Referees Cannot Be Consistent and Use Common Sense

Consistency – noun. Steadfast adherence to the same principles, course, form etc. 

Common sense – noun. Sound practical judgement that is independent of specialised knowledge, training or the like; normal native intelligence. 

Vincent Kompany had no idea that when he went in for a sliding tackle on Nani within 12 minutes of his side’s FA Cup derby tie that he would be setting the agenda for the next footballing week. That lunge, the controversial red card and the should-he-or-shouldn’t-he debate that followed dragged on well in to the week and in to this weekend. Every single sliding tackle – even when clean and legal – was met with a sharp intake of breath from the crowd; commentators and pundits cluck-clucking about “the current climate” and everyone pontificating on “consistency”, “common sense” and demanding clarification of what is and what is not a red card.

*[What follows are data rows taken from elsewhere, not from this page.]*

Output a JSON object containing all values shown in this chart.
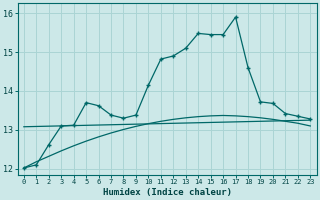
{
  "xlabel": "Humidex (Indice chaleur)",
  "bg_color": "#cce8e8",
  "grid_color": "#aad4d4",
  "line_color": "#006868",
  "xlim": [
    -0.5,
    23.5
  ],
  "ylim": [
    11.85,
    16.25
  ],
  "yticks": [
    12,
    13,
    14,
    15,
    16
  ],
  "xticks": [
    0,
    1,
    2,
    3,
    4,
    5,
    6,
    7,
    8,
    9,
    10,
    11,
    12,
    13,
    14,
    15,
    16,
    17,
    18,
    19,
    20,
    21,
    22,
    23
  ],
  "main_x": [
    0,
    1,
    2,
    3,
    4,
    5,
    6,
    7,
    8,
    9,
    10,
    11,
    12,
    13,
    14,
    15,
    16,
    17,
    18,
    19,
    20,
    21,
    22,
    23
  ],
  "main_y": [
    12.02,
    12.1,
    12.62,
    13.1,
    13.12,
    13.7,
    13.62,
    13.38,
    13.3,
    13.38,
    14.15,
    14.82,
    14.9,
    15.1,
    15.48,
    15.45,
    15.45,
    15.9,
    14.6,
    13.72,
    13.68,
    13.42,
    13.35,
    13.28
  ],
  "line2_x": [
    0,
    23
  ],
  "line2_y": [
    13.08,
    13.25
  ],
  "line3_x": [
    0,
    1,
    2,
    3,
    4,
    5,
    6,
    7,
    8,
    9,
    10,
    11,
    12,
    13,
    14,
    15,
    16,
    17,
    18,
    19,
    20,
    21,
    22,
    23
  ],
  "line3_y": [
    12.02,
    12.18,
    12.32,
    12.46,
    12.59,
    12.71,
    12.82,
    12.92,
    13.01,
    13.09,
    13.16,
    13.22,
    13.27,
    13.31,
    13.34,
    13.36,
    13.37,
    13.36,
    13.34,
    13.31,
    13.27,
    13.22,
    13.17,
    13.1
  ]
}
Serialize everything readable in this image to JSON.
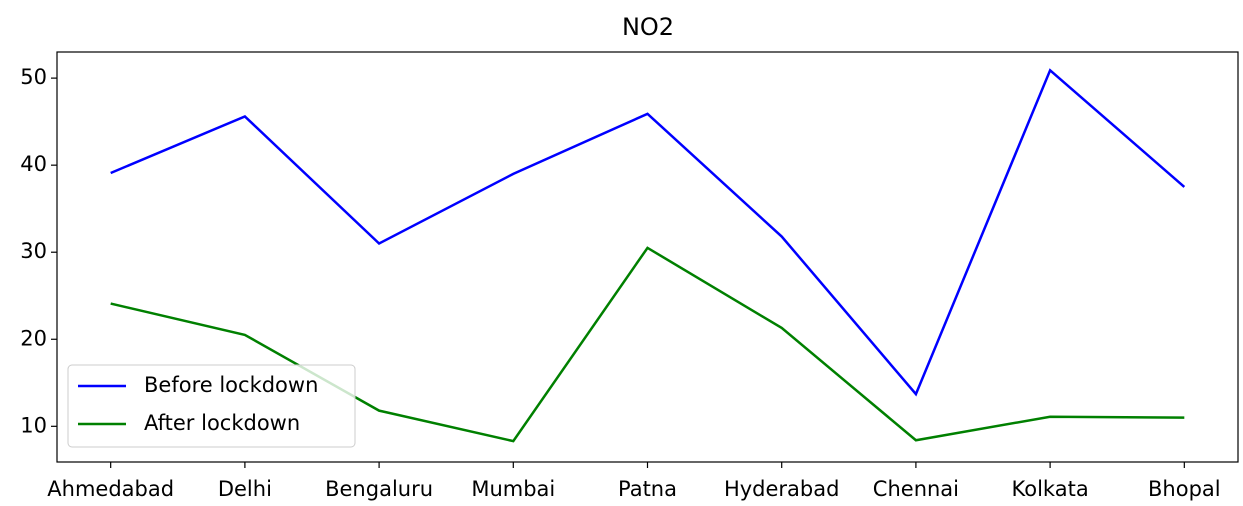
{
  "chart_data": {
    "type": "line",
    "title": "NO2",
    "categories": [
      "Ahmedabad",
      "Delhi",
      "Bengaluru",
      "Mumbai",
      "Patna",
      "Hyderabad",
      "Chennai",
      "Kolkata",
      "Bhopal"
    ],
    "series": [
      {
        "name": "Before lockdown",
        "color": "#0000ff",
        "values": [
          39.1,
          45.6,
          31.0,
          39.0,
          45.9,
          31.8,
          13.7,
          50.9,
          37.5
        ]
      },
      {
        "name": "After lockdown",
        "color": "#008000",
        "values": [
          24.1,
          20.5,
          11.8,
          8.3,
          30.5,
          21.3,
          8.4,
          11.1,
          11.0
        ]
      }
    ],
    "ylim": [
      5.9,
      53.0
    ],
    "yticks": [
      10,
      20,
      30,
      40,
      50
    ],
    "grid": false,
    "legend": "lower left"
  }
}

Since Kompany’s sending off we’ve seen Glen Johnson get away with a similar challenge in the League Cup semi final in midweek, Woodgate and Shawcross get away with one yellow card between them for reckless lunges for Stoke and Zat Knight avoid a red despite giving away a penalty for denying a clear goalscoring opportunity for Bolton against Man Utd (though with a push, not a slide tackle) this weekend. Those are just the big incidents, doubtless each game this weekend has contained its own slide tackle and/or red card debate. It’s the hot topic at the moment and everyone’s weighing in. The problem is not all the arguments made make a lot of sense…

Let’s take the main one we hear: we want consistency and common sense from referees. BBC 5Live’s whiner-in-chief Alan Green led the charge on this one, but Alex Ferguson also weighed in following his side’s win over Bolton, seeking clarification of what is and what is not a red card due to a lack of consistent decisions. The problem with demanding consistency and common sense should be obvious, but here it is in black and white anyway: it’s impossible to have both.

If referees are to be consistent then they must abide by the law to the letter. No interpretations depending on the circumstances, no letting anything slide. In short, no common sense. If referees are to apply common sense then they cannot be consistent. Different referees will see things differently, decisions on similar infringements will vary from game to game, and sometimes within the same game. You can have consistency, or you can have common sense, but you cannot have both because the two are incompatible.

As such, controversies like the Kompany red card will continue to happen. The referee interpreted the laws of the game and adjudged that the Manchester City defender made a reckless, two-footed challenge that endangered his opponent (after all, had Nani not avoided the challenge he could have been injured – must a player suffer a broken leg to justify a red card?) even though the ball was won and it did not seem there was any intent by the Belgian to harm his opponent. In yesterday’s Liverpool vs. Stoke game, Howard Webb adjudged that a similar challenge by Woodgate on Stewart Downing was worthy of only a free kick and nothing more. Again, the lunge was reckless and could have caused injury; again it was an honest attempt to win the ball. While Chris Foy leaned towards the side of the argument that said Kompany’s challenge was dangerous, Webb leaned towards the side that said Woodgate’s indiscretion was not made with intent to harm. The law lends itself to be interpreted either way by the referee in question. Both Foy and Webb used their common sense and came up with different answers.

By the letter of the law Kompany’s red was justified. So, then, would have been a red for Woodgate. And Johnson. And doubtless numerous others who have performed potentially dangerous slide tackles in the past week. Consistency from referees would have been reds for all. Common sense from referees would mean reds for some (if any). So which do we want? We must decide, because we cannot have both.